TMBG Gig Poster by The Chopping Block

They Might Be Giants became my favorite band, and ignited a decades-long fixation with record store scrounging and tape-trading. No one else knew who they were. Discovering their Dial-A-Song hotline meant that I was calling up a New York City area code at least once a week, baffling my parents when they received the monthly phone bill. By the time I was fifteen, I had amassed every album, EP and compilation appearance I could get my hands on. Each one of my hard-won discoveries - like the amateurishly-printed Live!!! New York City 10/14/1994 album or the Why Does The Sun Shine? EP - was a minor coup. By the time I was eighteen and Factory Showroom came out, I had started to branch out to other bands and artists: Soul Coughing, The Pixies, Moxy Früvous, Ben Folds Five, Man or Astroman?, The Afghan Whigs, The Aquabats, Tom Waits, Nick Cave. I got a job in a record store and suddenly I could get imports, hard-to-find video collections, and even the occasional out-of-print EP, ordering them directly from the distributor. The release of Then: The Early Years, which compiled the first two TMBG albums (The Pink Album and Lincoln), their b-sides album Miscellaneous T, and generously packed in a full album's worth of unreleased Dial-A-Song-era rarities, coincided with the first week of my record store job, and I remember unpacking the cardboard box they were shipped in and being fully convinced that I had lucked into the greatest job on earth, bar none.

That particular record store job lasted until late '99, and although the subsequent years would see me working for a handful of others, the Internet and Napster and the idea that you could digitize a song into an MP3 and send it to someone else without a middle-man pretty much killed the whole concept of record stores. It took a while to really take hold, but 1999 was the beginning of the end. Tellingly, TMBG did something that few other established bands would have dared to attempt at the time and released Long Tall Weekend, an MP3-only album, which marked the first time I ever paid for music on the Internet. It was also the only time I ever actually burned an MP3 album to CD, printing up the included PDF cover and all.

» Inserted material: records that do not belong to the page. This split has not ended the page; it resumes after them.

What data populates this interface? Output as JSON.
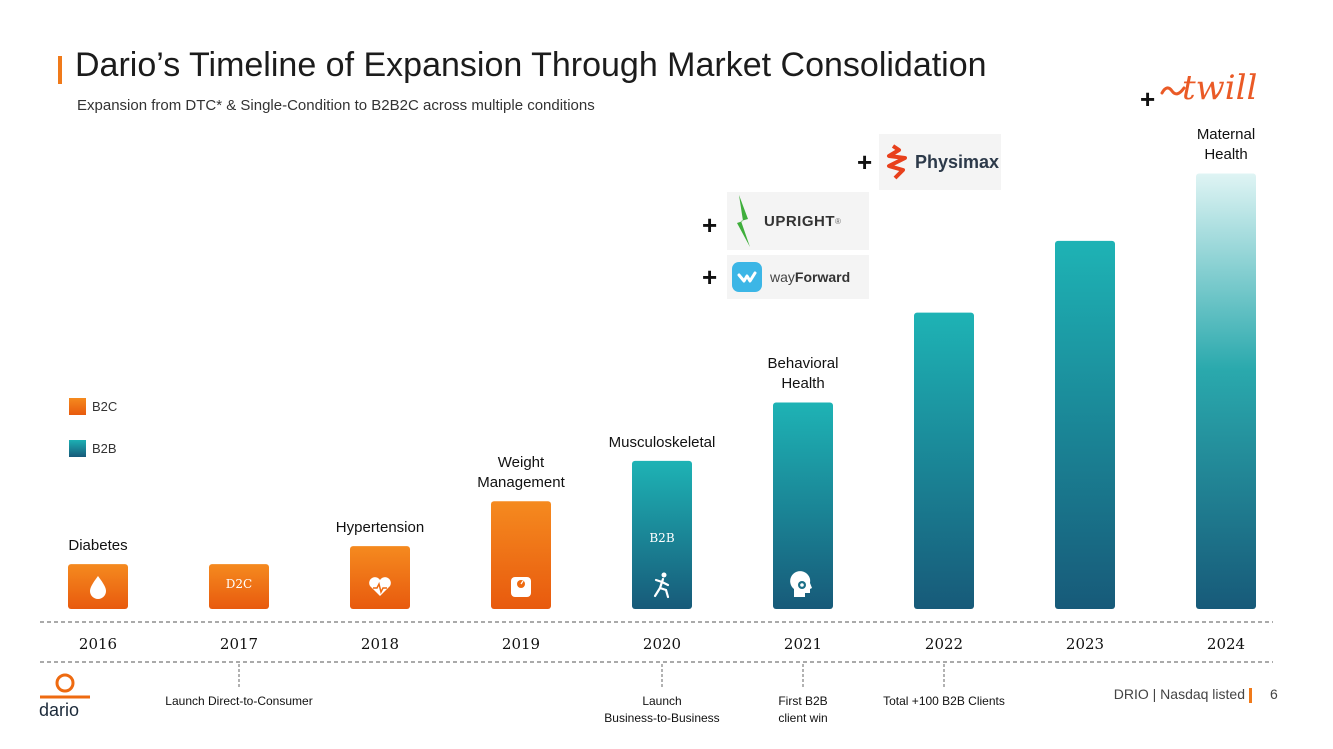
{
  "header": {
    "title": "Dario’s Timeline of Expansion Through Market Consolidation",
    "subtitle": "Expansion from DTC* & Single-Condition to B2B2C across multiple conditions"
  },
  "legend": [
    {
      "label": "B2C",
      "color": "#ee6a10"
    },
    {
      "label": "B2B",
      "color": "#1a8a96"
    }
  ],
  "chart_data": {
    "type": "bar",
    "title": "Dario’s Timeline of Expansion Through Market Consolidation",
    "xlabel": "",
    "ylabel": "",
    "categories": [
      "2016",
      "2017",
      "2018",
      "2019",
      "2020",
      "2021",
      "2022",
      "2023",
      "2024"
    ],
    "values": [
      1,
      1,
      1.4,
      2.4,
      3.3,
      4.6,
      6.6,
      8.2,
      9.7
    ],
    "ylim": [
      0,
      10
    ],
    "series_type": [
      "B2C",
      "B2C",
      "B2C",
      "B2C",
      "B2B",
      "B2B",
      "B2B",
      "B2B",
      "B2B"
    ],
    "condition_labels": [
      "Diabetes",
      "",
      "Hypertension",
      "Weight\nManagement",
      "Musculoskeletal",
      "Behavioral\nHealth",
      "",
      "",
      "Maternal\nHealth"
    ],
    "bar_text": [
      "",
      "D2C",
      "",
      "",
      "B2B",
      "",
      "",
      "",
      ""
    ],
    "bar_icons": [
      "drop-icon",
      "",
      "heart-pulse-icon",
      "scale-icon",
      "runner-icon",
      "brain-head-icon",
      "",
      "",
      ""
    ]
  },
  "acquisitions": [
    {
      "plus": "+",
      "name": "wayForward",
      "name_prefix": "way",
      "name_suffix": "Forward"
    },
    {
      "plus": "+",
      "name": "UPRIGHT",
      "mark": "®"
    },
    {
      "plus": "+",
      "name": "Physimax"
    },
    {
      "plus": "+",
      "name": "twill"
    }
  ],
  "milestones": [
    {
      "year": "2017",
      "text": "Launch Direct-to-Consumer"
    },
    {
      "year": "2020",
      "text": "Launch\nBusiness-to-Business"
    },
    {
      "year": "2021",
      "text": "First B2B\nclient win"
    },
    {
      "year": "2022",
      "text": "Total +100 B2B Clients"
    }
  ],
  "footer": {
    "logo_text": "dario",
    "text": "DRIO | Nasdaq listed",
    "page": "6"
  }
}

For a band that, after thirty years, still has a fairly low visibility in mainstream cultural consciousness, TMBG have managed to carve out a niche for themselves, and chances are you've heard their work, even if you didn't know it. The most obvious example of this is the theme song for Malcolm In The Middle, but they also re-recorded the Daily Show theme when Jon Stewart took over from Craig Kilborn, they did a new version of the Mickey Mouse Clubhouse theme song, they composed and performed the theme song for The Oblongs, they wrote The Other Father Song for Henry Selick's Coraline animated film, and so on. They've won Grammys for their kids albums, they've toured like crazy, and they've embraced their Internet-savvy fanbase with aplomb. They're very astute guys, John and John; they know who pays the bills, and they have tried to create a dialogue directly with their fans, whether through video contests, website freebies (like the TMBG Clock Radio, a kind of latter-day Dial-A-Song) or just supporting plain old old-school tape-trading.

So, yeah. That's why I'm excited about seeing They Might Be Giants tonight.